Next week, leaders from across Canada will gather in Montréal for the inaugural Food Insecurity Summit, hosted by Food Banks Canada | Banques alimentaires Canada. It is a timely and urgent moment.
In March 2024, more than two million visits were made to food banks in this country. This was the highest monthly total ever recorded. That marks a 6 percent increase from 2023 and a staggering 90 percent increase from 2019 (Source: Food Banks Canada, HungerCount 2024).
One in three of those visits was made by a child. Nearly one in five food bank users were employed, up significantly from just 12 percent in 2019. The majority of users, roughly 70 percent, lived in market-rental housing, with 40 percent relying on disability or social assistance as their main income (Source: Food Banks Canada, HungerCount 2024).
These are not fringe cases. They are families, students, seniors, and newcomers doing everything right and still falling short.
As CEO of FHCP, I represent Canada’s food, health, and consumer products manufacturing sector. Our members are companies that produce the essential goods Canadians rely on every day, from food and beverages to hygiene, home care, and health products. Behind the scenes, they are also stepping up to support food banks and community partners across the country.
We have seen leadership through programs that align production with food bank needs, donations of logistics capacity and cold storage, efforts to divert surplus through zero waste-to-landfill commitments, and integration of food access into broader sustainability and ESG strategies.
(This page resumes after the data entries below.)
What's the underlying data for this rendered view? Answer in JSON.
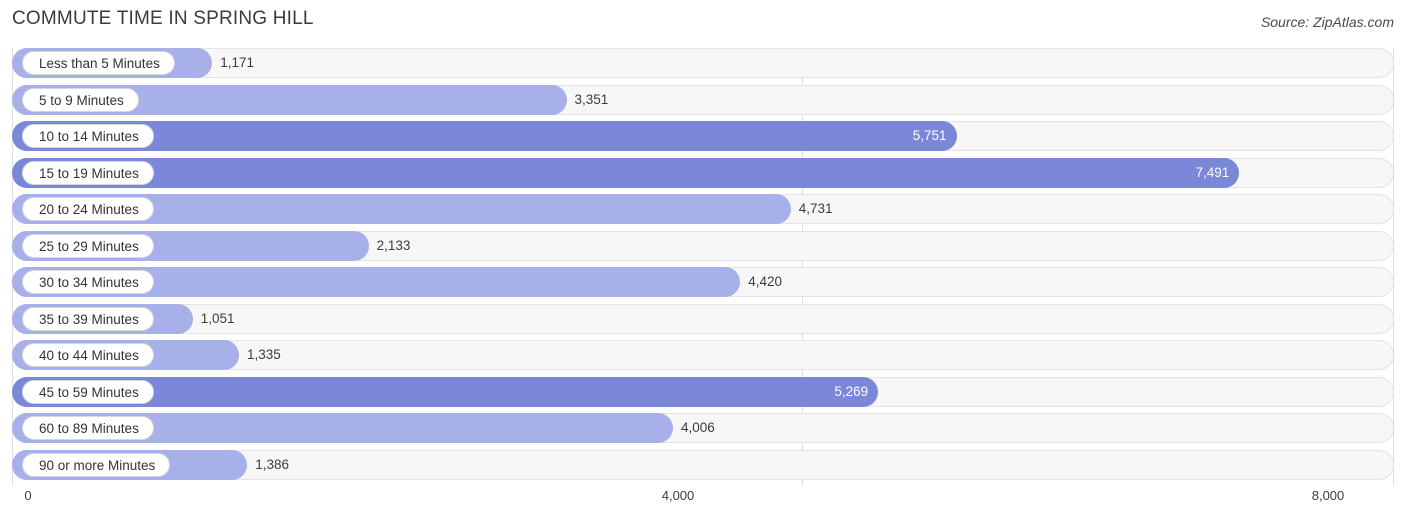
{
  "header": {
    "title": "COMMUTE TIME IN SPRING HILL",
    "source": "Source: ZipAtlas.com"
  },
  "colors": {
    "bar_light": "#a7b0e8",
    "bar_dark": "#7b87d8",
    "track": "#f7f7f7",
    "track_border": "#e3e3e3",
    "grid": "#e0e0e0",
    "text": "#3c3c3c"
  },
  "chart_data": {
    "type": "bar",
    "orientation": "horizontal",
    "title": "COMMUTE TIME IN SPRING HILL",
    "xlabel": "",
    "ylabel": "",
    "xlim": [
      0,
      8000
    ],
    "grid": true,
    "legend": "none",
    "ticks": [
      "0",
      "4,000",
      "8,000"
    ],
    "tick_values": [
      0,
      4000,
      8000
    ],
    "categories": [
      "Less than 5 Minutes",
      "5 to 9 Minutes",
      "10 to 14 Minutes",
      "15 to 19 Minutes",
      "20 to 24 Minutes",
      "25 to 29 Minutes",
      "30 to 34 Minutes",
      "35 to 39 Minutes",
      "40 to 44 Minutes",
      "45 to 59 Minutes",
      "60 to 89 Minutes",
      "90 or more Minutes"
    ],
    "values": [
      1171,
      3351,
      5751,
      7491,
      4731,
      2133,
      4420,
      1051,
      1335,
      5269,
      4006,
      1386
    ],
    "value_labels": [
      "1,171",
      "3,351",
      "5,751",
      "7,491",
      "4,731",
      "2,133",
      "4,420",
      "1,051",
      "1,335",
      "5,269",
      "4,006",
      "1,386"
    ],
    "label_position": [
      "outside",
      "outside",
      "inside",
      "inside",
      "outside",
      "outside",
      "outside",
      "outside",
      "outside",
      "inside",
      "outside",
      "outside"
    ],
    "bar_shade": [
      "light",
      "light",
      "dark",
      "dark",
      "light",
      "light",
      "light",
      "light",
      "light",
      "dark",
      "light",
      "light"
    ]
  }
}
This is not about writing cheques at year-end. It is about structural engagement, operational support, and long-term partnership.
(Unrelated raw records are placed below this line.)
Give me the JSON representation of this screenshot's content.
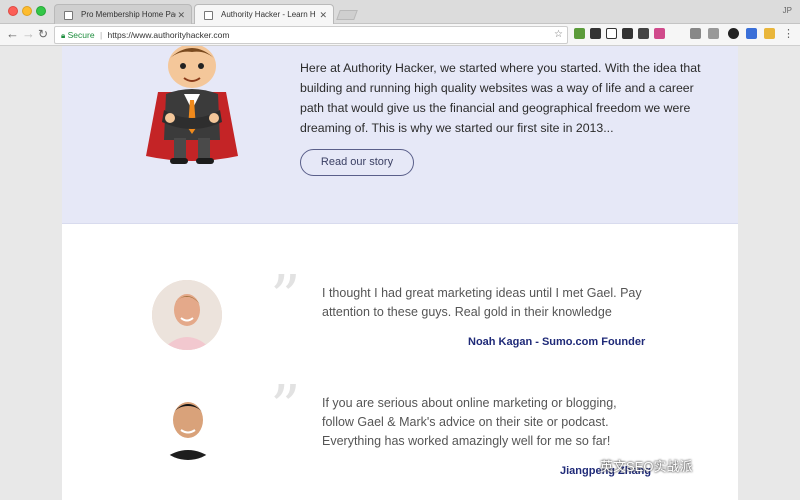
{
  "browser": {
    "tabs": [
      {
        "title": "Pro Membership Home Page -",
        "active": false
      },
      {
        "title": "Authority Hacker - Learn How",
        "active": true
      }
    ],
    "profile": "JP",
    "url_secure_label": "Secure",
    "url": "https://www.authorityhacker.com"
  },
  "hero": {
    "paragraph": "Here at Authority Hacker, we started where you started. With the idea that building and running high quality websites was a way of life and a career path that would give us the financial and geographical freedom we were dreaming of. This is why we started our first site in 2013...",
    "button_label": "Read our story"
  },
  "testimonials": [
    {
      "quote": "I thought I had great marketing ideas until I met Gael. Pay attention to these guys. Real gold in their knowledge",
      "author": "Noah Kagan - Sumo.com Founder"
    },
    {
      "quote": "If you are serious about online marketing or blogging, follow Gael & Mark's advice on their site or podcast. Everything has worked amazingly well for me so far!",
      "author": "Jiangpeng Zhang"
    }
  ],
  "watermark": "英文SEO实战派",
  "colors": {
    "hero_bg": "#e6e8f7",
    "author_link": "#1f2a78",
    "button_border": "#5a5f8a"
  }
}
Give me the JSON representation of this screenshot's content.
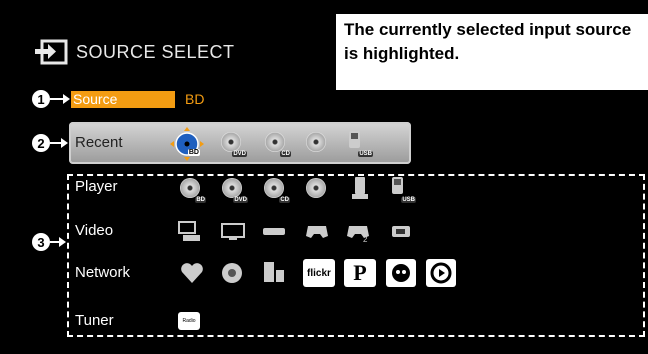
{
  "header": {
    "title": "SOURCE SELECT",
    "icon": "input-icon"
  },
  "callout": {
    "text": "The currently selected input source is highlighted."
  },
  "markers": {
    "one": "1",
    "two": "2",
    "three": "3"
  },
  "source": {
    "label": "Source",
    "value": "BD"
  },
  "recent": {
    "label": "Recent",
    "items": [
      "BD",
      "DVD",
      "CD",
      "",
      "USB"
    ]
  },
  "player": {
    "label": "Player",
    "items": [
      "BD",
      "DVD",
      "CD",
      "",
      "",
      "USB"
    ]
  },
  "video": {
    "label": "Video"
  },
  "network": {
    "label": "Network",
    "flickr": "flickr",
    "pandora": "P"
  },
  "tuner": {
    "label": "Tuner",
    "radio": "Radio"
  },
  "colors": {
    "accent": "#f39c12",
    "background": "#000000"
  }
}
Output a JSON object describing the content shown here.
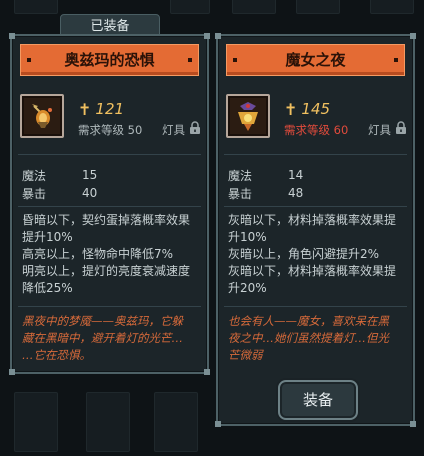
{
  "equipped_tab": "已装备",
  "left_card": {
    "title": "奥兹玛的恐惧",
    "price": "121",
    "requirement": "需求等级 50",
    "slot_type": "灯具",
    "stats": [
      {
        "name": "魔法",
        "value": "15"
      },
      {
        "name": "暴击",
        "value": "40"
      }
    ],
    "effects": [
      "昏暗以下，契约蛋掉落概率效果",
      "提升10%",
      "高亮以上，怪物命中降低7%",
      "明亮以上，提灯的亮度衰减速度",
      "降低25%"
    ],
    "lore": [
      "黑夜中的梦魇——奥兹玛，它躲",
      "藏在黑暗中，避开着灯的光芒…",
      "…它在恐惧。"
    ]
  },
  "right_card": {
    "title": "魔女之夜",
    "price": "145",
    "requirement": "需求等级 60",
    "slot_type": "灯具",
    "stats": [
      {
        "name": "魔法",
        "value": "14"
      },
      {
        "name": "暴击",
        "value": "48"
      }
    ],
    "effects": [
      "灰暗以下，材料掉落概率效果提",
      "升10%",
      "灰暗以上，角色闪避提升2%",
      "灰暗以下，材料掉落概率效果提",
      "升20%"
    ],
    "lore": [
      "也会有人——魔女，喜欢呆在黑",
      "夜之中…她们虽然提着灯…但光",
      "芒微弱"
    ],
    "equip_button": "装备"
  },
  "colors": {
    "title_bar": "#e46b34",
    "price": "#f0c060",
    "requirement_unmet": "#e04b3c",
    "lore": "#d76a3a"
  }
}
But we know that industry cannot do it alone. And food banks, heroic as they are, cannot carry this burden indefinitely.
What we need now is bold, shared action that moves us from charity to systems change. That means:
- A national infrastructure plan to support food distribution, particularly in rural and remote regions.
- Clear, harmonized regulations and tax incentives that make food recovery easier and more attractive for businesses.
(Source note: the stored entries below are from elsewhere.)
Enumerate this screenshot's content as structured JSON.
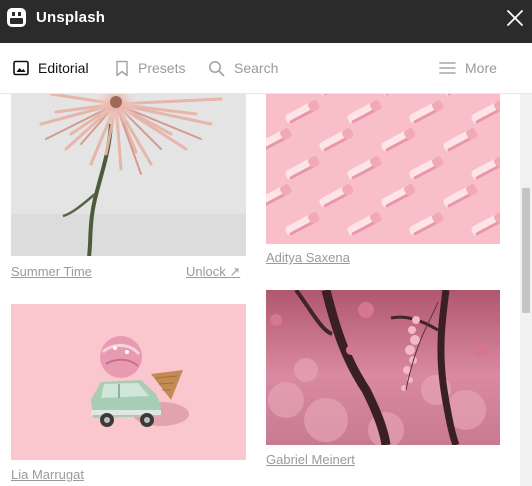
{
  "window": {
    "title": "Unsplash"
  },
  "toolbar": {
    "editorial_label": "Editorial",
    "presets_label": "Presets",
    "search_label": "Search",
    "more_label": "More"
  },
  "photos": [
    {
      "caption": "Summer Time",
      "action_label": "Unlock ↗"
    },
    {
      "caption": "Aditya Saxena"
    },
    {
      "caption": "Lia Marrugat"
    },
    {
      "caption": "Gabriel Meinert"
    }
  ],
  "colors": {
    "titlebar": "#2b2b2b",
    "active_text": "#111111",
    "inactive_text": "#9a9a9a",
    "pink_background": "#fbc7cf"
  }
}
- Data-sharing platforms that allow food producers, distributors, and food banks to coordinate in real time and match surplus with need.
- A recognition that food insecurity is driven primarily by income precarity and housing affordability.
- A permanent national partnership table that brings government, Indigenous leaders, business, and civil society together to co-develop and track long-term solutions.
Many of these priorities are echoed in the Government of Canada’s National Pathways strategy (Agriculture and Agri-Food Canada, 2023) and in the Business Council of Canada’s 2024 report calling for bold, transformative action. In Ontario, Feed Ontario reports that nearly two-thirds of food bank clients are renters and nearly half spend over 50 percent of their income on housing (Feed Ontario, Hunger Report 2024).
The solutions are within reach. The partners are ready. But we must stop treating food insecurity as a charitable challenge. We need to begin addressing it as a national failure and an opportunity to do better.
Next week’s summit is a chance to shift the narrative. Let us use it to drive results, not just reports. The food, health, and consumer products sector is ready to lead, ready to collaborate, and ready to help build a Canada where everyone can access food with dignity.